Seção Dezoito: Cavando com Esforço

Tijolos de Tang Filho e Dois 2847 palavras 2026-04-01 16:03:55

Página (1/3)

Yun Ye não permaneceu em Chang’an; ao deixar o palácio imperial, montou seu cavalo e galopou rapidamente em direção à sua terra de feudo.

O assunto de Chen Shuda não era algo em que ele pudesse se envolver, e também não queria piorar a situação. Com o temperamento severo do imperador Li Er, era apenas um sonho imaginar que Chen Shuda pudesse sair ileso. Na fundação do império, houve uma grande distribuição de títulos nobiliárquicos, o que tornou os títulos da grande Dinastia Tang menos valiosos do que os da antiga Dinastia Sui. Desde então, o imperador ansiava dia e noite por recuperar mais títulos e terras. Desde que subiu ao trono, ele havia promovido apenas seis de seus ministros de confiança, mas cortado vinte e um títulos. As duas facções do príncipe herdeiro Li Jiancheng e do príncipe Qi, Li Yuanji, foram completamente removidas.
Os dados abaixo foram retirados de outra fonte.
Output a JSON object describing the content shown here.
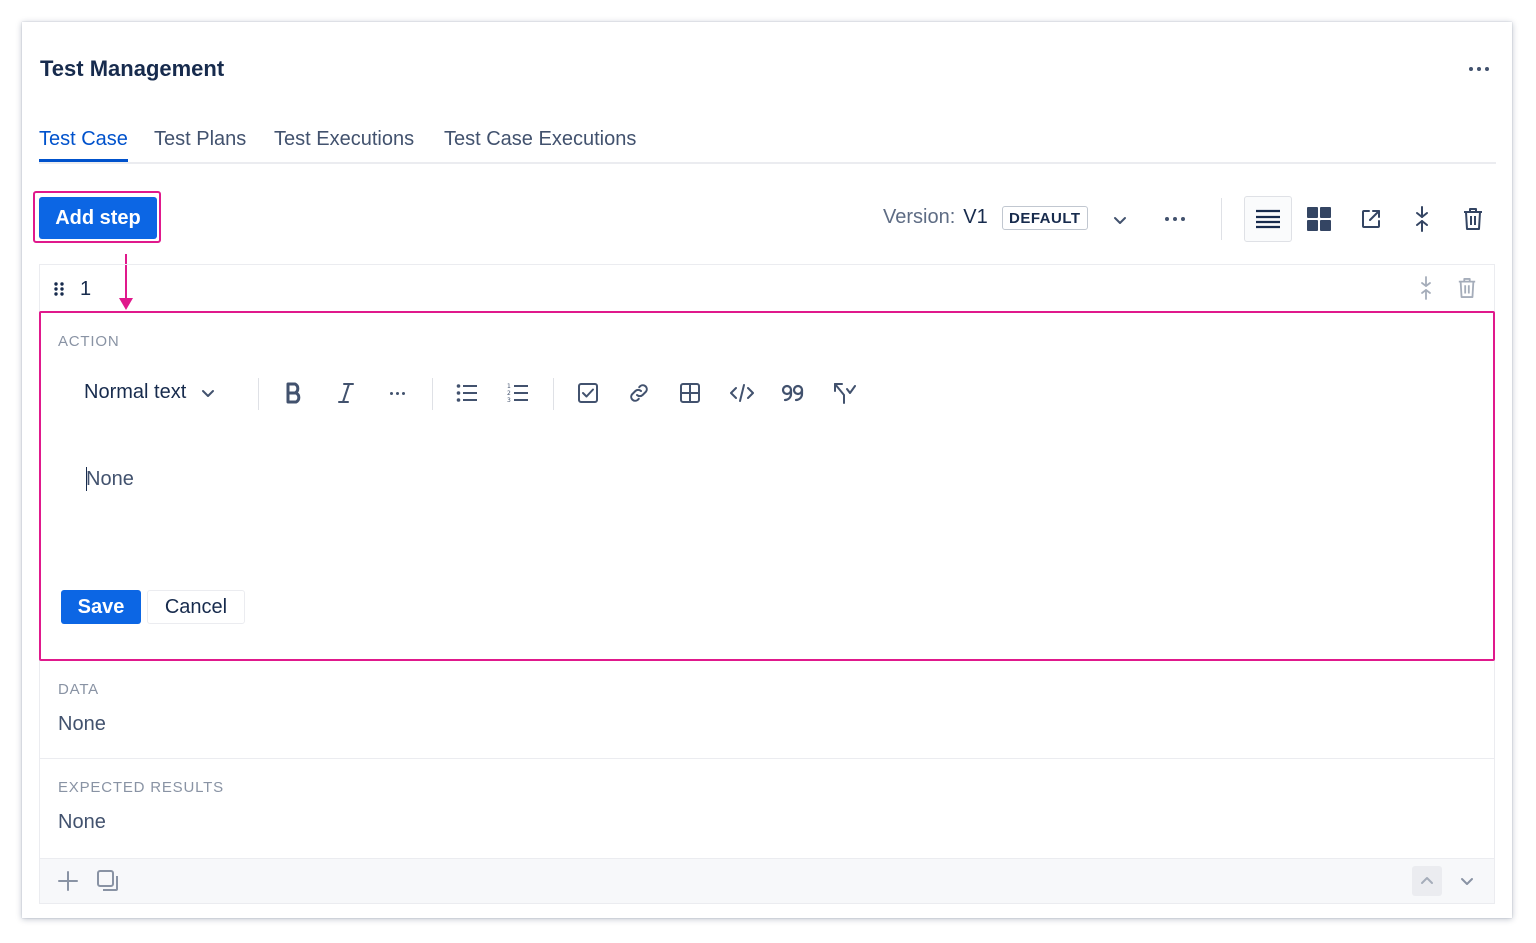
{
  "header": {
    "title": "Test Management"
  },
  "tabs": [
    {
      "label": "Test Case",
      "active": true
    },
    {
      "label": "Test Plans",
      "active": false
    },
    {
      "label": "Test Executions",
      "active": false
    },
    {
      "label": "Test Case Executions",
      "active": false
    }
  ],
  "toolbar": {
    "add_step_label": "Add step",
    "version_label": "Version:",
    "version_value": "V1",
    "version_badge": "DEFAULT"
  },
  "step": {
    "number": "1",
    "action_label": "ACTION",
    "text_style": "Normal text",
    "editor_placeholder": "None",
    "save_label": "Save",
    "cancel_label": "Cancel",
    "data_label": "DATA",
    "data_value": "None",
    "expected_label": "EXPECTED RESULTS",
    "expected_value": "None"
  },
  "colors": {
    "accent": "#0c66e4",
    "highlight": "#e0198c",
    "text": "#172b4d",
    "muted": "#8993a4"
  },
  "icons": [
    "more-icon",
    "chevron-down-icon",
    "list-view-icon",
    "grid-view-icon",
    "open-external-icon",
    "collapse-icon",
    "trash-icon",
    "drag-handle-icon",
    "bold-icon",
    "italic-icon",
    "bullet-list-icon",
    "numbered-list-icon",
    "checkbox-icon",
    "link-icon",
    "table-icon",
    "code-icon",
    "quote-icon",
    "clear-format-icon",
    "add-icon",
    "clone-icon",
    "chevron-up-icon"
  ]
}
A partir daí, a concessão de títulos na Dinastia Tang tornou-se extremamente cautelosa, concedendo apenas àqueles com grandes méritos.
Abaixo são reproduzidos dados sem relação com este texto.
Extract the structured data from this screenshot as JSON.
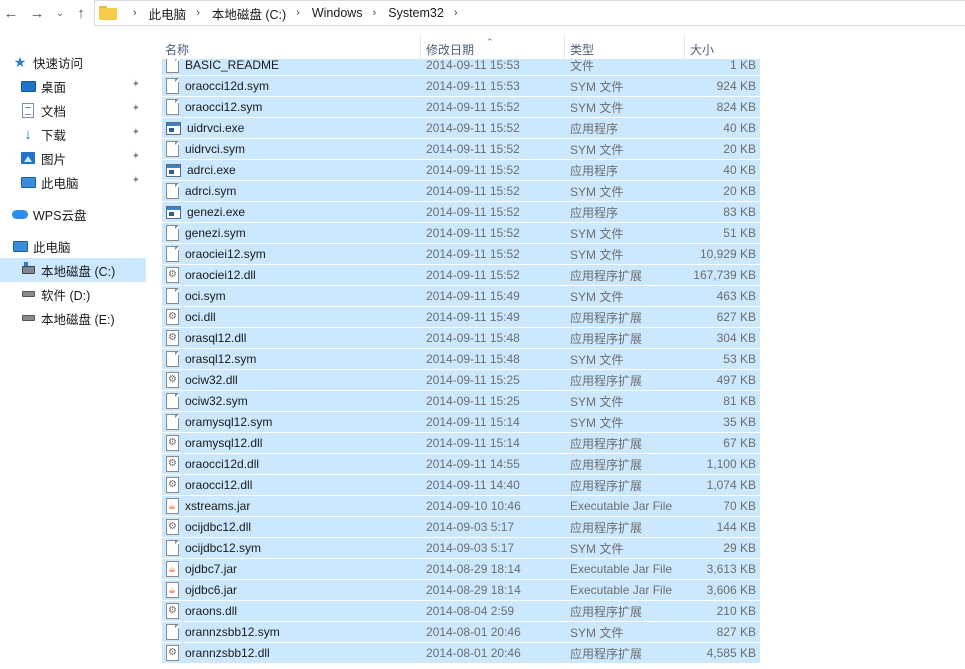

Isso não era problema de Yun Ye. Ele só sabia que, se sua família fosse humilhada, deveria buscar justiça. Não havia relações políticas complicadas envolvidas; era uma questão de ódio, não de facções. Essa era a visão simples de Yun Ye. Quanto a tomar partido, ele preferia firmemente apoiar Li Er e segui-lo, pois sabia que era o caminho certo.

O cavalo galopava pela estrada oficial, enquanto as árvores e flores ao redor passavam rapidamente. O vento uivava nos ouvidos, e o cavalo parecia perceber a pressa de Yun Ye para voltar para casa, soltando um longo relincho e acelerando ainda mais. Atrás, Zhuang Santing e seus homens exclamaram em aprovação e instigaram seus cavalos a acompanhar mais de perto.

A avó esperava com toda a família na entrada da aldeia, ansiosa e inquieta, sem saber que tipo de crise seu neto enfrentaria no tribunal. Incapaz de ajudar, ela repetidamente rezava ao Buda, desejando que seu neto retornasse em segurança.

Quando uma nuvem de poeira surgiu ao longe, seu coração subiu à garganta, e ela implorou para não ser desapontada.

Era o neto que voltava. A avó, que tinha os olhos fechados, os abriu de repente. De fato, o cavalo que Yun Ye montava varria a terra como o vento, e as plantações nos campos pareciam cumprimentá-lo com ondas que subiam e desciam. A pequena irmã puxou a barra do vestido e correu para o irmão, sua risada clara como um sino.

“Vovó, eu voltei,” disse Yun Ye, como se tivesse apenas saído para dar uma volta e agora cumprimentasse a avó, com leveza e naturalidade.

“Que bom que voltou, vá se lavar, está todo sujo como um macaco de lama,” respondeu a avó com um tom despreocupado.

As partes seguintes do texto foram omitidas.